Chrysler too slow to fix Jeep fuel-tank risk, regulators say

DETROIT (Reuters) - U.S. safety regulators are demanding an explanation for what they say is Chrysler’s slow pace in making fixes to protect rear fuel tanks in older model Jeep SUVs even though the regulators have accepted the automaker’s remedy in the case of lower-speed crashes.

A Chrysler logo is pictured at the Jacob Javits Convention Center during the New York International Auto Show in New York April 16, 2014. REUTERS/Carlo Allegri

The National Highway Traffic Safety Administration said on Wednesday that at Chrysler’s current pace it would take nearly five years to fix all of the affected Jeep Grand Cherokee and Jeep Liberty SUVs involved in a recall announced last June.

In response, NHTSA has issued a “special order” signed by its chief counsel, O. Kevin Vincent, mandating that Chrysler produce documents to explain the pace of Chrysler’s recall efforts. The documents must be presented to the NHTSA by July 16.

The affected vehicles are the Jeep Grand Cherokee for model years 1993 to 1998 and Jeep Liberty from 2002 to 2007.

In June 2013, Chrysler recalled 1.56 million Grand Cherokee and Liberty SUVs after initially resisting NHTSA’s request for the recalls.

At the time, Chrysler said placement of a trailer hitch assembly would protect occupants in the event of low- or medium-speed rear-end crashes.

Chrysler said its suppliers are working six days a week to make the trailer hitches and that customers will be notified when it is time to schedule service of their SUVs.
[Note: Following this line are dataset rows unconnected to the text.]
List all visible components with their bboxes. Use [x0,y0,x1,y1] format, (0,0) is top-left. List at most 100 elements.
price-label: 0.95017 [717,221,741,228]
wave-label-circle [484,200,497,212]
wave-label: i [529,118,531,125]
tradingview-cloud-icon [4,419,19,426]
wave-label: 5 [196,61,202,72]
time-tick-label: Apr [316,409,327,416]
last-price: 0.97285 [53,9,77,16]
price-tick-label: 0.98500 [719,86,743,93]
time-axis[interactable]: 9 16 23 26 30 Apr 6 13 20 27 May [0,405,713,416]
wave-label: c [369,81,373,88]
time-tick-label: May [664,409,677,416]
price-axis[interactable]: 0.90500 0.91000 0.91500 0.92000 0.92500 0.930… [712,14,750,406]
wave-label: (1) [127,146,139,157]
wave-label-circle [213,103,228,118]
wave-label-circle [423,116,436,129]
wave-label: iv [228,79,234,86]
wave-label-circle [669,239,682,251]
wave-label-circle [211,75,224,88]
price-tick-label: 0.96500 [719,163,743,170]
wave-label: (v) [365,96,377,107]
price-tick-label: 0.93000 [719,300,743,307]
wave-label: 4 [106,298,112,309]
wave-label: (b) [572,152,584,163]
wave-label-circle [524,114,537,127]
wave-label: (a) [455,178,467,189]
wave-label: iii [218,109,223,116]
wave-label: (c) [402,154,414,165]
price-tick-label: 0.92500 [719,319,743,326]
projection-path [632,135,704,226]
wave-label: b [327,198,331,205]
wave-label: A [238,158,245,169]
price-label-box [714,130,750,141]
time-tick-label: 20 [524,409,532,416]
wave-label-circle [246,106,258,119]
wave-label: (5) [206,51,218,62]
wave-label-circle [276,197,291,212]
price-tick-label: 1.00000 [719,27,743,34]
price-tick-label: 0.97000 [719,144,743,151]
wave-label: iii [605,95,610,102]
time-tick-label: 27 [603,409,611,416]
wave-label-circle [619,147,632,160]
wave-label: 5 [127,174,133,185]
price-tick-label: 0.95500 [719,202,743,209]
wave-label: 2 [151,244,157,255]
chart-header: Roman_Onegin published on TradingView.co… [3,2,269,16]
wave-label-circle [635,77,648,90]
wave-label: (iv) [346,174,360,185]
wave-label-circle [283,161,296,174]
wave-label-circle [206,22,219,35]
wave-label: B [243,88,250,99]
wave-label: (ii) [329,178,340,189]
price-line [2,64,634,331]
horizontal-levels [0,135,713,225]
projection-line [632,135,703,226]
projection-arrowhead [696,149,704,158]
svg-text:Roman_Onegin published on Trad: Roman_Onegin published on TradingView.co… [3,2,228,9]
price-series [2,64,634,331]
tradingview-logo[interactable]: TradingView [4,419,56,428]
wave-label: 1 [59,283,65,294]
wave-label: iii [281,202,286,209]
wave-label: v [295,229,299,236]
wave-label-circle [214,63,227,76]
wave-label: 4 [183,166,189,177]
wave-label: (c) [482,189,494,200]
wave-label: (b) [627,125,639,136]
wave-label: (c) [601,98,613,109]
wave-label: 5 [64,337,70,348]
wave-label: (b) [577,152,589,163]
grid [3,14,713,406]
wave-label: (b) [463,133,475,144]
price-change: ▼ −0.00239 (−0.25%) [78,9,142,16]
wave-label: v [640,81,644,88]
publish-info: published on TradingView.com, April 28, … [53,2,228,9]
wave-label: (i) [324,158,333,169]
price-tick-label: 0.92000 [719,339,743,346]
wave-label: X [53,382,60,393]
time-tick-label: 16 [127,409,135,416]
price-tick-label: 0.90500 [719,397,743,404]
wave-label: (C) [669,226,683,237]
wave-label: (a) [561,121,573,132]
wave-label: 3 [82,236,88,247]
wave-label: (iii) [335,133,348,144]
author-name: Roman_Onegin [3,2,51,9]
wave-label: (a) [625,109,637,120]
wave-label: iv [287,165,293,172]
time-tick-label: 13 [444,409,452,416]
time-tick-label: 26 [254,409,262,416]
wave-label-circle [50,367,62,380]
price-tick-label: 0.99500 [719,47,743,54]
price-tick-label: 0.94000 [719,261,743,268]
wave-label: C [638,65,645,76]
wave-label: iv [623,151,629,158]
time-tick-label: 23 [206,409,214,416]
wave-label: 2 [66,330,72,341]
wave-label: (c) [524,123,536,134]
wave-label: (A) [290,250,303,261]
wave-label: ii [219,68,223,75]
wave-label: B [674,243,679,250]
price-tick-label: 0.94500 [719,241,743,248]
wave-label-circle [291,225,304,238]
NHTSA has long maintained that the placement of the fuel tanks behind the rear axle has left them less protected in the event of rear-end crashes, and could cause fuel leaks and fires. At the time of last June’s recall, NHTSA had linked 51 deaths to the problem.

“NHTSA took the unusual step of reconstructing real-life crashes of the affected vehicles after the company failed to provide enough evidence demonstrating the effectiveness of its remedy,” the regulator said in a statement. It added that it accepts the fix, but questions the rate at which Chrysler is applying it.

NHTSA’s testing took place from last August to January, and in mid-January it told Chrysler it accepted the trailer-hitch remedy.

While Chrysler and NHTSA agreed to make the recalls last June, Chrysler waited until Dec. 6, 2013 to pick a supplier for the trailer hitches and did not order them until late January. The first of them were produced in mid May.

In explaining the delay, Chrysler said: “To accommodate the high-volume production required for this campaign, Chrysler Group had to find and enlist multiple new supplier partners to supply volume of this part that far exceeded normal demand.”

Vincent summed up NHTSA’s concerns in the special order to Chrysler: “For many owners, a recall remedy deferred by parts availability easily becomes a defect remedy denied.”